Ismail mengatakan, saat ini sudah mulai terlihat indikasi ancaman eksistensi kaum LGBT buat generasi muda. Hal itu juga berkaca dari sekelompok pemuda yang menggelar aksi kibarkan bendera pelangi –simbol kaum LGBT- di Monas, Jakarta Pusat. Disusul pula Hutan Kota Cawang yang merupakan fasilitas publik sebagai sarang mereka berkumpul.
Seluruh pihak, lanjutnya, harus meningkatkan kepedulian dan kewaspadaan sejalan dengan bermunculannya indikasi-indikasi eksistensi kaum ‘menyimpang’ tersebut. Secara tegas, eksekutif perlu melakukan langkah-langkah pencegahan dan penindakan agar tidak lagi bermunculan.

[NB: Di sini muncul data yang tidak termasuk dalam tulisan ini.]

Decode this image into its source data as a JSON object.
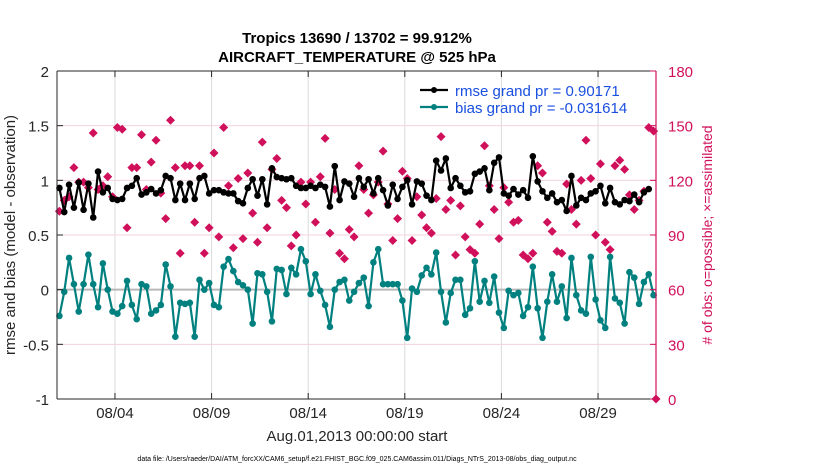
{
  "chart_data": {
    "type": "line",
    "title": "Tropics 13690 / 13702 = 99.912%",
    "subtitle": "AIRCRAFT_TEMPERATURE @ 525 hPa",
    "xlabel": "Aug.01,2013 00:00:00 start",
    "ylabel": "rmse and bias (model - observation)",
    "ylabel_right": "# of obs: o=possible; ×=assimilated",
    "footer": "data file: /Users/raeder/DAI/ATM_forcXX/CAM6_setup/f.e21.FHIST_BGC.f09_025.CAM6assim.011/Diags_NTrS_2013-08/obs_diag_output.nc",
    "xlim_days": [
      0,
      31
    ],
    "ylim": [
      -1,
      2
    ],
    "ylim_right": [
      0,
      180
    ],
    "x_ticks": [
      {
        "day": 3,
        "label": "08/04"
      },
      {
        "day": 8,
        "label": "08/09"
      },
      {
        "day": 13,
        "label": "08/14"
      },
      {
        "day": 18,
        "label": "08/19"
      },
      {
        "day": 23,
        "label": "08/24"
      },
      {
        "day": 28,
        "label": "08/29"
      }
    ],
    "y_ticks": [
      {
        "v": 2,
        "label": "2"
      },
      {
        "v": 1.5,
        "label": "1.5"
      },
      {
        "v": 1,
        "label": "1"
      },
      {
        "v": 0.5,
        "label": "0.5"
      },
      {
        "v": 0,
        "label": "0"
      },
      {
        "v": -0.5,
        "label": "-0.5"
      },
      {
        "v": -1,
        "label": "-1"
      }
    ],
    "y_ticks_right": [
      {
        "v": 180,
        "label": "180"
      },
      {
        "v": 150,
        "label": "150"
      },
      {
        "v": 120,
        "label": "120"
      },
      {
        "v": 90,
        "label": "90"
      },
      {
        "v": 60,
        "label": "60"
      },
      {
        "v": 30,
        "label": "30"
      },
      {
        "v": 0,
        "label": "0"
      }
    ],
    "grid": true,
    "legend_position": "top-right",
    "time_step_days": 0.25,
    "series": [
      {
        "name": "rmse grand pr = 0.90171",
        "color": "#000000",
        "axis": "left",
        "values": [
          0.93,
          0.71,
          0.96,
          0.75,
          0.98,
          0.73,
          0.97,
          0.66,
          1.08,
          0.89,
          0.93,
          0.83,
          0.82,
          0.83,
          0.93,
          0.95,
          1.02,
          0.87,
          0.89,
          0.92,
          0.88,
          0.91,
          1.04,
          1.02,
          0.82,
          0.97,
          0.82,
          0.97,
          0.83,
          1.02,
          1.04,
          0.88,
          0.91,
          0.91,
          0.89,
          0.88,
          0.88,
          0.81,
          0.79,
          0.93,
          1.01,
          0.86,
          1.01,
          0.78,
          1.11,
          1.03,
          1.02,
          1.01,
          1.02,
          0.95,
          0.93,
          0.93,
          0.95,
          0.93,
          0.96,
          0.94,
          0.76,
          1.13,
          0.82,
          0.99,
          0.97,
          0.85,
          1.02,
          0.94,
          1.01,
          0.88,
          1.02,
          0.91,
          0.77,
          0.96,
          0.83,
          0.94,
          1.0,
          0.78,
          0.99,
          0.97,
          0.86,
          0.82,
          1.18,
          1.09,
          1.2,
          0.93,
          1.02,
          0.95,
          0.89,
          0.9,
          1.06,
          1.08,
          1.11,
          0.91,
          1.16,
          1.21,
          0.88,
          0.86,
          0.92,
          0.87,
          0.91,
          0.84,
          1.22,
          0.99,
          0.9,
          0.84,
          0.88,
          0.8,
          0.82,
          0.72,
          1.04,
          0.77,
          0.84,
          0.82,
          0.88,
          0.9,
          0.95,
          0.79,
          0.93,
          0.8,
          0.78,
          0.82,
          0.81,
          0.87,
          0.8,
          0.89,
          0.92
        ]
      },
      {
        "name": "bias grand pr = -0.031614",
        "color": "#00807f",
        "axis": "left",
        "values": [
          -0.24,
          -0.02,
          0.29,
          0.05,
          -0.2,
          0.05,
          0.32,
          0.05,
          -0.16,
          0.24,
          0.0,
          -0.2,
          -0.22,
          -0.15,
          0.08,
          -0.14,
          -0.27,
          0.05,
          0.03,
          -0.22,
          -0.19,
          -0.14,
          0.23,
          0.03,
          -0.43,
          -0.12,
          -0.13,
          -0.12,
          -0.43,
          0.09,
          0.0,
          0.06,
          -0.14,
          -0.16,
          0.21,
          0.28,
          0.17,
          0.07,
          0.04,
          0.0,
          -0.31,
          0.15,
          0.14,
          -0.02,
          -0.29,
          0.19,
          0.18,
          -0.04,
          0.2,
          0.14,
          0.37,
          0.26,
          -0.04,
          0.14,
          -0.01,
          -0.14,
          -0.34,
          0.0,
          0.07,
          0.09,
          -0.1,
          -0.02,
          0.06,
          0.11,
          -0.15,
          0.25,
          0.37,
          0.05,
          0.05,
          0.05,
          0.05,
          -0.1,
          -0.44,
          0.01,
          -0.02,
          0.13,
          0.2,
          0.14,
          0.34,
          -0.02,
          -0.3,
          -0.03,
          0.09,
          0.09,
          -0.23,
          -0.17,
          0.26,
          -0.11,
          0.08,
          -0.12,
          0.12,
          -0.21,
          -0.35,
          -0.01,
          -0.05,
          -0.03,
          -0.24,
          -0.16,
          0.21,
          -0.17,
          -0.44,
          -0.11,
          0.14,
          -0.11,
          0.03,
          -0.26,
          0.29,
          -0.05,
          -0.19,
          -0.22,
          0.3,
          -0.09,
          -0.28,
          -0.35,
          0.3,
          -0.08,
          -0.12,
          -0.31,
          0.16,
          0.11,
          -0.13,
          0.07,
          0.14,
          -0.05
        ]
      },
      {
        "name": "# of obs",
        "color": "#d0105a",
        "axis": "right",
        "marker_only": true,
        "values": [
          103,
          109,
          111,
          127,
          119,
          119,
          116,
          146,
          115,
          117,
          122,
          111,
          149,
          148,
          94,
          127,
          127,
          145,
          115,
          130,
          142,
          113,
          99,
          153,
          127,
          80,
          128,
          128,
          97,
          128,
          80,
          94,
          135,
          89,
          149,
          117,
          83,
          121,
          88,
          124,
          102,
          86,
          141,
          94,
          126,
          132,
          109,
          105,
          84,
          90,
          119,
          107,
          119,
          97,
          122,
          143,
          91,
          115,
          80,
          77,
          93,
          89,
          128,
          115,
          102,
          112,
          119,
          136,
          107,
          87,
          99,
          125,
          121,
          87,
          111,
          101,
          94,
          91,
          110,
          144,
          104,
          109,
          79,
          106,
          89,
          82,
          80,
          96,
          139,
          117,
          104,
          88,
          116,
          108,
          97,
          98,
          79,
          77,
          80,
          128,
          124,
          97,
          92,
          81,
          80,
          118,
          104,
          96,
          120,
          142,
          121,
          90,
          129,
          86,
          82,
          128,
          131,
          126,
          112,
          104,
          109,
          114,
          149,
          147,
          0
        ]
      }
    ],
    "zero_line": 0
  }
}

“Selama ini belum bisa diwujudkan (upaya pencegahan), maka mereka (kaum LGBT) akan melihat setiap kesempatan itu untuk menunjukkan eksistensinya,” ujar Ismail.
Dia menyebut Pemprov DKI Jakarta harus konsisten melakukan upaya penindakan terhadap maraknya perkumpulan kaum LGBT. Bahkan perlu dilakukan pemanggilan terhadap pihak-pihak terkait jika dibutuhkan.
“Tanpa perlu khawatir melanggar HAM (hak asasi manusia),” tegas Ketua Komisi B DPRD DKI Jakarta tersebut.
Sebelumnya diketahui, terungkap bahwa Hutan Kota Cawang menjadi tempat berkumpulnya kaum LGBT selama sekitar satu dekade belakangan. Warga sekitar berpendapat, kaum tersebut nyaman berkumpul di lokasi tersebut karena dinilai strategis dan gelap.
Atas adanya keresahan dan keluhan dari masyarakat, Satuan Polisi Pamong Praja (Satpol PP) sempat melakukan penertiban. Juga melakukan pengawasan 24 jam nonsetop sejak Selasa (25/7/2023) lalu. Meski baru-baru ini Komnas HAM menyatakan bahwa penertiban yang dilakukan melanggar HAM, namun penindakan itu mendasar karena melanggar Peraturan Daerah (Perda) Nomor 8 Tahun 2017 tentang Ketertiban Umum.